The large double-stranded DNA virus is the only member of the Asfarviridae family. It contains 150-plus genes and very few of these genes have been studied in detail. The initial cellular target for the virus is swine macrophages, and currently there is no stable cell line for virus or vaccine growth. Cell culture adapted virus strains tend to have large genomic selections deleted. The virus has more than 20 genotypes, and little is known about cross-protection between the different genotypes. These are just a few of the characteristics of the African swine fever virus, a virus that some scientists are now saying could wipe out a quarter of the world's pigs, and a virus in which there is currently no commercially available vaccine.
"We don’t know the protective immune mechanisms. The protective immunity from viral proteins are unknown. This makes it very hard to make a subunit vaccine," says Douglas Gladue. "Some people have tried and there are some experiments that have been done for subunit vaccines. However, any attempts have failed or gave only a very modest protection rate that has been no more than 20 to 50% of vaccinated animals conferring immunity to ASFV. Depending on the viral isolate the results of these subunit vaccines have also been contradictory. So far all of these experimental, subunit vaccines have only shown any positive results at very high doses which makes them commercially unviable."

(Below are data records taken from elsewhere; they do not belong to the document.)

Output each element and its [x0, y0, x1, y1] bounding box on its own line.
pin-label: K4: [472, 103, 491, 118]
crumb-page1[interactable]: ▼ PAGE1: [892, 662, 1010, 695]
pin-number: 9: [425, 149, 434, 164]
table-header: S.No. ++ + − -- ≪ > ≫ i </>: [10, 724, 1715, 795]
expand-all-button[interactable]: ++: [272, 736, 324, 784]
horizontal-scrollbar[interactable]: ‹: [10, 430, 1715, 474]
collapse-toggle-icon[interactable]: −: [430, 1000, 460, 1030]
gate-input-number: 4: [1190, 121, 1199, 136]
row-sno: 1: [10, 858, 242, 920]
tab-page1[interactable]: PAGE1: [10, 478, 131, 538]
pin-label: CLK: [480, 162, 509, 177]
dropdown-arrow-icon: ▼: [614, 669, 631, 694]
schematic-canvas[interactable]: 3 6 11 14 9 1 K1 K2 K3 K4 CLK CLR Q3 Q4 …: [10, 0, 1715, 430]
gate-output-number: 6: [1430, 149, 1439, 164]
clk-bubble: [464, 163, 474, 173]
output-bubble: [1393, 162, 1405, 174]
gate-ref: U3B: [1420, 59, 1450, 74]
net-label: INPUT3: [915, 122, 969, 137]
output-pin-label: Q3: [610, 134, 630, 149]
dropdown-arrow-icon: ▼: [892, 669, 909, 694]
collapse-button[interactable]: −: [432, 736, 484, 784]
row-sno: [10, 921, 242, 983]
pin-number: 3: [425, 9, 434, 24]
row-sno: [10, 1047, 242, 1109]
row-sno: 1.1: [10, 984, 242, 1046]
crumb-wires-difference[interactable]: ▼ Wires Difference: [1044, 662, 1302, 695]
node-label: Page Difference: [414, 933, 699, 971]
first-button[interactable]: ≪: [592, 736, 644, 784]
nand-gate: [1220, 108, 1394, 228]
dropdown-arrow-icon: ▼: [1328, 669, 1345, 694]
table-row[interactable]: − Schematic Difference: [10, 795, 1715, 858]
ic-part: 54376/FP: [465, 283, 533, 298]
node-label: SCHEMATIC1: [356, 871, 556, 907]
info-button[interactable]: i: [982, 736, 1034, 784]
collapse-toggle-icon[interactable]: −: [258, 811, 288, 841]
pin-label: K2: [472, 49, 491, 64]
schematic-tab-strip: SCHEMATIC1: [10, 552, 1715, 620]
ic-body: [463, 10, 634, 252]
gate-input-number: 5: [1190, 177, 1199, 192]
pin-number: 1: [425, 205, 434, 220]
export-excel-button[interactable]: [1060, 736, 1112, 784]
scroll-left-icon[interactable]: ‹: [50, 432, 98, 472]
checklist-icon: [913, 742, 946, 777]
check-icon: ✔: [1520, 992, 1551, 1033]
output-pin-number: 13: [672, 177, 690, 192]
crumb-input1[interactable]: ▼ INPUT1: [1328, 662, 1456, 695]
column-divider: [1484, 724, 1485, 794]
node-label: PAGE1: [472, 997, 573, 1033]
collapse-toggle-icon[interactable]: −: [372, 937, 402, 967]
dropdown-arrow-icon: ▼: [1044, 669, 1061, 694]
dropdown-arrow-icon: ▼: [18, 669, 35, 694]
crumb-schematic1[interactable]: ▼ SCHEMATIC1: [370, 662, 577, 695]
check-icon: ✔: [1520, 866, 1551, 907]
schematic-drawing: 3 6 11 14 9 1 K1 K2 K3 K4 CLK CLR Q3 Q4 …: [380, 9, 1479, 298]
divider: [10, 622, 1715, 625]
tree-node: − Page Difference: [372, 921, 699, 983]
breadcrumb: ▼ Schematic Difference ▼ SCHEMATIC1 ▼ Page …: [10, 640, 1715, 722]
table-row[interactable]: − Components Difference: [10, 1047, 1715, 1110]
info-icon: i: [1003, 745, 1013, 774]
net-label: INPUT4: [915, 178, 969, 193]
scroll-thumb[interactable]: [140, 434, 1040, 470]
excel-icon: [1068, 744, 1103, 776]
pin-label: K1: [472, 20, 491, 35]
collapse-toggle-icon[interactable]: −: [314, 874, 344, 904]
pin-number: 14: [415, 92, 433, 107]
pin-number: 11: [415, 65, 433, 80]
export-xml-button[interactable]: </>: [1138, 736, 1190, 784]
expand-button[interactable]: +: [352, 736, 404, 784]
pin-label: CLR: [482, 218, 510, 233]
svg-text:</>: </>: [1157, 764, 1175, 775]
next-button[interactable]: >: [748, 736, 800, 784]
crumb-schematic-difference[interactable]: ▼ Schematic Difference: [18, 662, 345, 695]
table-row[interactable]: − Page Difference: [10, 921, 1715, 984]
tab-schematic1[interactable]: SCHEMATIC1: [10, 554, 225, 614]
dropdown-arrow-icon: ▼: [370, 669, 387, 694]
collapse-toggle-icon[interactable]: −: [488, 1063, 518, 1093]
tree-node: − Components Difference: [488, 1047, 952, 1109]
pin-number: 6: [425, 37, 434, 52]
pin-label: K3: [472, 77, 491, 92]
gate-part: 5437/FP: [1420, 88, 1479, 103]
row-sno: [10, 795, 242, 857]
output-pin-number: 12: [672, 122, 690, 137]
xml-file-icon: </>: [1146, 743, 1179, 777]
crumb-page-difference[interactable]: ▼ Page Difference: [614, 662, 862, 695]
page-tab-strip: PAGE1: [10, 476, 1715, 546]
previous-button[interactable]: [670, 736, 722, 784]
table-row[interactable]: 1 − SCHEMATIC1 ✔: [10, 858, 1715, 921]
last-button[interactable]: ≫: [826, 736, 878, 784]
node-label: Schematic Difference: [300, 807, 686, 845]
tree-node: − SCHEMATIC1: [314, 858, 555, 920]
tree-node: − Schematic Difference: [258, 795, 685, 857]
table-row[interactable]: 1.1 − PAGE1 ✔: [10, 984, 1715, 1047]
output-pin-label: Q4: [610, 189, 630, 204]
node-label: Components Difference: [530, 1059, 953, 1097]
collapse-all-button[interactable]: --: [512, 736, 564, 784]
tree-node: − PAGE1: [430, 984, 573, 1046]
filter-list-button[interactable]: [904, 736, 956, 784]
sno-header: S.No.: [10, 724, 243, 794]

The senior scientist at the USDA's Agricultural Research Service Foreign Animal Disease Research Unit at Plum Island Animal Disease Center says historically the USDA has looked at live attenuated vaccines, relying on the development of recombinant ASFV with gene deletions. This process is time-consuming and Gladue has been leading researchers to try to find faster alternatives for creating recombinant ASFV in field strains. The addition of fluorescent markers has allowed for faster purification of recombinant viruses and utilizing CRISPR-Cas9 gene editing technology has produced a 4-log increase in initial recombination, but Gladue says the development of live attenuated vaccines was largely based on research in the 1990s using historical isolates where deletion of non-essential virus genes involved in virus virulence in swine were used to make recombinant ASFV in the current outbreak strain.
"These historical deletions were successful in attenuating African swine fever Georgia, but not to the same extent of historical isolates. The need for safe, more attenuated vaccine led us to identify several new African swine fever protein targets," Gladue says.
To do this, the Plum Island team has created a custom computational pipeline that takes into account different sources of bioinformatics and functional genomic data and identifies several genetic targets for deletion. The researchers looked at the gene EP152R: a CCL2-like protein, which was essential and could not be deleted and they also examined L83L: an Il-1 binding protein but deletion of L83L did not attenuate the virus. They decided to focus their efforts on a previously uncharacterized gene, I177L that was identified by their pipeline.
Located on the reverse strand, I177L is highly conserved among all isolates. A late transcribed gene, I177L is predicted to be an immune modulatory protein. I177l was determined not to be an essential gene. Deletion of I177l only modestly affected virus growth in macrophages but high titer stocks needed for vaccine production can be achieved.
"With our new vaccine platform, we saw that we had the highest degree of attenuation for any live attenuated vaccine that protects against the African swine fever virus strain Georgia," Gladue says. "We had complete protection even at a dose of 102 and the vaccine lacks any residual virulence, even at doses as high as 106. This is the first ASFV vaccine that does not induce viral shedding and induces sterile immunity. ASFV-G-ΔI177L has the highest safety profile of any live attenuated vaccine that protects against African swine fever Georgia."
So, what are the next steps for the Plum Island team in developing an ASF live attenuated vaccine?
"We have three functional single-dose, live attenuated vaccine platforms. We have licensed our ASFV-G-Δ9GLΔUK and ASFV-G-MGF platforms. For ASFV-G-ΔI177L, we are seeking a commercial partner," Gladue says. "We have a commercial partner to develop a DIVA (Differentiating Infected from Vaccinated) platform in our double deletion platform, which will include safety tests and reversion to virulence, development and certification of the DIVA test. Right now, the introduction of DIVA and all of our platforms is under way. We have six DIVA targets that have been identified. We know at least two are non-essential and we've confirmed a strong immune response of serum samples from ASF-positive animals. Our preliminary results confirm that these DIVA targets work by ELISA, however, we know that a commercial DIVA compatible vaccine is probably still years away."